Les journalistes libérées par Bill Clinton de retour

Par F.A., le 05 août 2009 à 16h36 , mis à jour le 05 août 2009 à 20h46

Accompagnées de l'ex-président américain, qui a obtenu leur libération auprès de Kim Jong-il, le leader nord-coréen, Laura Ling et Euna Lee ont retrouvé leur famille en Californie.

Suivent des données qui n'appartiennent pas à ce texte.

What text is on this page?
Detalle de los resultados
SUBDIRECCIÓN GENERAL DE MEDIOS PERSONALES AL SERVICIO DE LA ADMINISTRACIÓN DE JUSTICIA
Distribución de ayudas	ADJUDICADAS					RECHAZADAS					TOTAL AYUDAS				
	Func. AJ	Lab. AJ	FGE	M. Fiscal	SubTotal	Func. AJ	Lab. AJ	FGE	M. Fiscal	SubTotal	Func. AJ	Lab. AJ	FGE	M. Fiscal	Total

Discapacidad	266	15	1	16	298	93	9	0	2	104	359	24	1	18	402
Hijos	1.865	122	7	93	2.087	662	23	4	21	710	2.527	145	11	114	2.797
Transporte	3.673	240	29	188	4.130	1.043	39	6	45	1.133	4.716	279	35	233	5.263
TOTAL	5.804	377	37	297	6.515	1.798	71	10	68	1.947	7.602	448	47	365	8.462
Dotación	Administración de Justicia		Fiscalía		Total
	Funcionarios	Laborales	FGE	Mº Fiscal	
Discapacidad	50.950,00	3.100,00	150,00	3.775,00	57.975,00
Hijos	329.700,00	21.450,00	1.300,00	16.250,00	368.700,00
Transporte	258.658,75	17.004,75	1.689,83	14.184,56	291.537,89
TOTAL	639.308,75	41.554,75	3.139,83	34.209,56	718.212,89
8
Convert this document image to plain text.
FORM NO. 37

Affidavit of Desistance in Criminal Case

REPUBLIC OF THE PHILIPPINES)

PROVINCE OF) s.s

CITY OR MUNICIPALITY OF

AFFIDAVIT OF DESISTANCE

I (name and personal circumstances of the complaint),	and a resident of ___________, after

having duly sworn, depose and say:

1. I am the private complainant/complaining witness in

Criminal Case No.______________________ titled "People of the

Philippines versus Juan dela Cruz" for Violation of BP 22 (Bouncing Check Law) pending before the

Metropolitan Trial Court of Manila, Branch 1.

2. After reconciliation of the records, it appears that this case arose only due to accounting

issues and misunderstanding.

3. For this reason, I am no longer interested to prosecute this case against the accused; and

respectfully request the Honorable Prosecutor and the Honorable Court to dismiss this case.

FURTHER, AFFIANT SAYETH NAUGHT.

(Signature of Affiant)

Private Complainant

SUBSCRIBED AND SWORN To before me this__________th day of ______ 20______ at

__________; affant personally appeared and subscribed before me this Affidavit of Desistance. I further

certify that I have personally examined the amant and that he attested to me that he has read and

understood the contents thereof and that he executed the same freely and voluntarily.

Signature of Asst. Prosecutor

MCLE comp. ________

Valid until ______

journalistes américaines corée du nord retour clintonLes deux journalistes américaines libérées par la Corée du Nord, à leur retour en Californie, avec Bill Clinton (g) et Al Gore (d) © Reuters

Cela ressemblait à un retour au pays d'anciens otages. Pourtant, Laura Ling et Euna Lee, les deux journalistes américaines de la chaîne Current TV, fondée par l'ancien vice-président Al Gore, n'étaient officiellement "que" des prisonnières de droit commun en Corée du Nord. Après une escale au Japon, l'avion privé transportant les deux femmes et l'ancien président a donc atterri mercredi matin, heure locale, sur l'aéroport de Burbank, en Californie. Les deux femmes, en très bonne santé, ont alors été accueillies par leur famille, sous les yeux d'environ 200 journalistes. Bill Clinton est quant à lui descendu de l'appareil quelques secondes plus tard, où il a notamment retrouvé Al Gore.
 
En s'adressant à la presse, Laura Ling a exprimé sa "plus profonde gratitude au président Clinton et son équipe 'super cool'", remerciant également Barack Obama, Hillary Clinton et Al Gore. "Quand nous avons passé la porte et que nous avons vu le président Bill Clinton devant nous, nous avons eu un choc mais nous avons su alors à l'instant que le cauchemar de notre vie touchait à sa fin", a-t-elle ajouté. De son côté, Barack Obama, qui s'est dit "soulagé",  a salué  le "travail extraordinaire" effectué par son prédécesseur, et accessoirement mari d'Hillary Clinton, sa ministre des Affaires étrangères.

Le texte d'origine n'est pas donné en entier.